Tuesday, 15 July 2025
Written by MYTHEO

Key Takeaways
- Trump’s Megabill, signed July 4, 2025, marks a strategic policy pivot. It prioritizes capital and cuts welfare, a focused approach over broad economic expansion.
- Tax relief is selective: strong for businesses and high earners, but modest for most. Spending shifts to defense, bypassing infrastructure, and slashing key social programs.
- For investors: corporate tax breaks could fuel equities. Yet, rising debt pressures bonds with higher yields. Energy markets are split: negative for fossil fuels due to oversupply, but even more negative for renewables with direct incentive cuts.
While global tariffs continue to dominate headlines, President Trump's second term has introduced another sweeping policy move: the One Big Beautiful Bill Act, widely referred to as the "Trump Megabill." Signed into law on July 4, 2025, this expansive legislation brings significant changes across tax policy, federal spending, energy priorities, and social welfare programs.
A Look Back: The TCJA of 2017
During his first term, Trump’s signature legislative win was the Tax Cuts and Jobs Act of 2017 (TCJA). The law permanently lowered the corporate income tax rate from 35% to 21%, while allowing full expensing of business equipment purchases through 2022 to encourage capital investment.
On the individual side, the TCJA reduced tax rates across all income brackets, including a cut in the top marginal rate from 39.6% to 37%. However, these personal tax cuts were scheduled to expire after 2025.
Starting in 2022, the TCJA also changed how companies deduct research and development (R&D) costs, requiring amortization over five years instead of allowing immediate deductions. This shift has been especially unpopular among businesses focused on innovation and growth
Key Highlights of the Trump Megabill
Rather than introducing new taxes, the Trump Megabill offers a series of targeted incentives aimed at stimulating business investment and strengthening US competitiveness.
Key provisions include:
- Reinstatement of 100% bonus depreciation for equipment purchases
- Reversal of the TCJA’s R&D amortization requirement, allowing immediate deductions
- Expanded deductions for capital expenditures related to the construction of manufacturing facilities
These incentives apply retroactively to projects that began after January 19, 2025, and remain available for investments launched before January 1, 2029.

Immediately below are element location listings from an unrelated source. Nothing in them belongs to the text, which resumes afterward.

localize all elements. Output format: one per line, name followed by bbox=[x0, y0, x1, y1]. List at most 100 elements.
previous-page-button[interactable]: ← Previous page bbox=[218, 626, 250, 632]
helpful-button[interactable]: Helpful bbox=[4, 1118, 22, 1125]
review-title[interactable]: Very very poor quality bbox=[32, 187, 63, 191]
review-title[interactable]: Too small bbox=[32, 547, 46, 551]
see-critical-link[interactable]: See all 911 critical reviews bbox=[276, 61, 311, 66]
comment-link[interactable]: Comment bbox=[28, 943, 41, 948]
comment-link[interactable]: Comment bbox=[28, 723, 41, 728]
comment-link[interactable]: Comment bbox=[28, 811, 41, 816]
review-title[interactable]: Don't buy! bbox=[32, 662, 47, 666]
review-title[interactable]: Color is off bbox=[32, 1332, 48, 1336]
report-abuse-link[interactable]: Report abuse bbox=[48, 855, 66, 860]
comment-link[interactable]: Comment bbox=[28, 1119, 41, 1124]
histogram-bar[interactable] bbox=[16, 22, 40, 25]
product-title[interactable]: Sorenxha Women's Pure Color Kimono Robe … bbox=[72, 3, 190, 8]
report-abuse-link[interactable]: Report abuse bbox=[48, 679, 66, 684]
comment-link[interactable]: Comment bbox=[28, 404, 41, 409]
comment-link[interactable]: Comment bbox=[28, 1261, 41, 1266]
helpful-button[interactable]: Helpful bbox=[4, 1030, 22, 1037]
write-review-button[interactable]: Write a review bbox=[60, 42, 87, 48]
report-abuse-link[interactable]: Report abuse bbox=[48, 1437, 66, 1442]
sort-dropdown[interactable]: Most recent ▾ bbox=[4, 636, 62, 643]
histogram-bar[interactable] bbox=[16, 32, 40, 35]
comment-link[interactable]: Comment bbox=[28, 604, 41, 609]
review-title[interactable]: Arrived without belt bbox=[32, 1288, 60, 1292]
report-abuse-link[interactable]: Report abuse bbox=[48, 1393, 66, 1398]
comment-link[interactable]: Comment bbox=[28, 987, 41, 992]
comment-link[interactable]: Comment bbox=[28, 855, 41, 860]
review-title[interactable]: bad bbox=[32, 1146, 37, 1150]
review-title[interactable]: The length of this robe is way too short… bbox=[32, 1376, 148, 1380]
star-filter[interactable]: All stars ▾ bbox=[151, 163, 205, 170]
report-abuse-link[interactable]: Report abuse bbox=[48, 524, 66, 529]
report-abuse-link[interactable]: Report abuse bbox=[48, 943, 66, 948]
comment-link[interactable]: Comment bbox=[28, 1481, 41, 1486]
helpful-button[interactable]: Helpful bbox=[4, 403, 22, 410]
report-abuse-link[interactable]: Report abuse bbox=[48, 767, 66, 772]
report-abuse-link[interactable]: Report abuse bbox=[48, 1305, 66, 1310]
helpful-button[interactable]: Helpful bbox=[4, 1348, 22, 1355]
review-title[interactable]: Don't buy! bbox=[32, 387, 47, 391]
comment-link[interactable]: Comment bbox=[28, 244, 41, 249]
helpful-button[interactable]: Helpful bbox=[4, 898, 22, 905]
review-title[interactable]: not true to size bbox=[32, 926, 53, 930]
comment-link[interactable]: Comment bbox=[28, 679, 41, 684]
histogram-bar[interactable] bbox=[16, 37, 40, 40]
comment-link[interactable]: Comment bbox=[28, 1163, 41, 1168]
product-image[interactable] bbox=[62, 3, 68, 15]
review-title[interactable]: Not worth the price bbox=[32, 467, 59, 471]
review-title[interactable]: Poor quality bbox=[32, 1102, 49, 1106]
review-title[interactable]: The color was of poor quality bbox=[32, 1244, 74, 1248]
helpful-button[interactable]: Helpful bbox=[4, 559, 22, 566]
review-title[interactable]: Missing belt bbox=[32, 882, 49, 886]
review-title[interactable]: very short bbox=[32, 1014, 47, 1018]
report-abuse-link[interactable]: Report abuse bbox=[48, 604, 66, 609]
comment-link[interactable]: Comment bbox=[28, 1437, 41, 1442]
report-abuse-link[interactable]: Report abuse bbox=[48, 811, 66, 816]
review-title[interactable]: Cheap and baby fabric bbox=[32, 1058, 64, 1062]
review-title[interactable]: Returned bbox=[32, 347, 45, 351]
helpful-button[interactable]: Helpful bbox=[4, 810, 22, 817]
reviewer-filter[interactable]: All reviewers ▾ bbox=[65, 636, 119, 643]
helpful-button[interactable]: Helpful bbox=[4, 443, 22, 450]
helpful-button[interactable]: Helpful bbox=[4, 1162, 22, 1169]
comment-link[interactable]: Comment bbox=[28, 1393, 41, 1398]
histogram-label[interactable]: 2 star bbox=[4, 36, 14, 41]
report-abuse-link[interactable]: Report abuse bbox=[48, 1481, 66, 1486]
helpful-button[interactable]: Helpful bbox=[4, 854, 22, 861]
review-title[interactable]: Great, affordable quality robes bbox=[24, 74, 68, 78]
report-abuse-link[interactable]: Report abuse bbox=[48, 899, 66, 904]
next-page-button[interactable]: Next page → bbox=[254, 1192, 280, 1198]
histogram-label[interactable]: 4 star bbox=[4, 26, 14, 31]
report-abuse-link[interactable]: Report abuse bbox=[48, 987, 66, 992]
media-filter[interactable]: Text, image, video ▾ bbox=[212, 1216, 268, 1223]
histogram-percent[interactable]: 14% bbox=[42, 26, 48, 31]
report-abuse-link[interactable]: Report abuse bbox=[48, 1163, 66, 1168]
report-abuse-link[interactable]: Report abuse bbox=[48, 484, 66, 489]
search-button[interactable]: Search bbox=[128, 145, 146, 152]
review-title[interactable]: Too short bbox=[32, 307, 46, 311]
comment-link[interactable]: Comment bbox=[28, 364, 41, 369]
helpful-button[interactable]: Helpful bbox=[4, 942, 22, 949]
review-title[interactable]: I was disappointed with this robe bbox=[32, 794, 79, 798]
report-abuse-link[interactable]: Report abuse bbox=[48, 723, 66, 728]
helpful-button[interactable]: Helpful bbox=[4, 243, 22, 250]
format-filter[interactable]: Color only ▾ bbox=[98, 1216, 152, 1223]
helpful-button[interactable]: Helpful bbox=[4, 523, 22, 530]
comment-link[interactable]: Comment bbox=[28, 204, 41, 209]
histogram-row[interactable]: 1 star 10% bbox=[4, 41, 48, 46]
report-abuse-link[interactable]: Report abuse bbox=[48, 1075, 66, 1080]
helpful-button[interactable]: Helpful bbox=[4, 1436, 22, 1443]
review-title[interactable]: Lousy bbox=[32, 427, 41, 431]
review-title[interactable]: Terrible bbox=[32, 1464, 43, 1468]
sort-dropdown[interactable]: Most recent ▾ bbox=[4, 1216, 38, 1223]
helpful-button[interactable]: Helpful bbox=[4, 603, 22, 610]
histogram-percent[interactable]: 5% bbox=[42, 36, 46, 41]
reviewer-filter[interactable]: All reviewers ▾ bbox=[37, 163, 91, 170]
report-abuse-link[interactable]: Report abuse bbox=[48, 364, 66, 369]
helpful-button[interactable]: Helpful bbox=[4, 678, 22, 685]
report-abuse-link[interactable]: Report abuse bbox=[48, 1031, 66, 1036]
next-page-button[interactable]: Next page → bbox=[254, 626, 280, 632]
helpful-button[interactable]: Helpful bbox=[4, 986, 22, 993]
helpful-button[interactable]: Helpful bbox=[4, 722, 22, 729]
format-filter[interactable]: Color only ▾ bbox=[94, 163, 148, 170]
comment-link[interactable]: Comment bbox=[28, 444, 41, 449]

Impacts on Individual Taxpayers
On the personal tax front, the Megabill focuses on extending existing relief rather than introducing new cuts. The most notable change is the permanent extension of the 2017 tax rates. Without this measure, the top marginal rate would have reverted to 39.6% in 2026. Under the new law, it remains at 37%, preserving one of the most significant features of the original TCJA for high earners.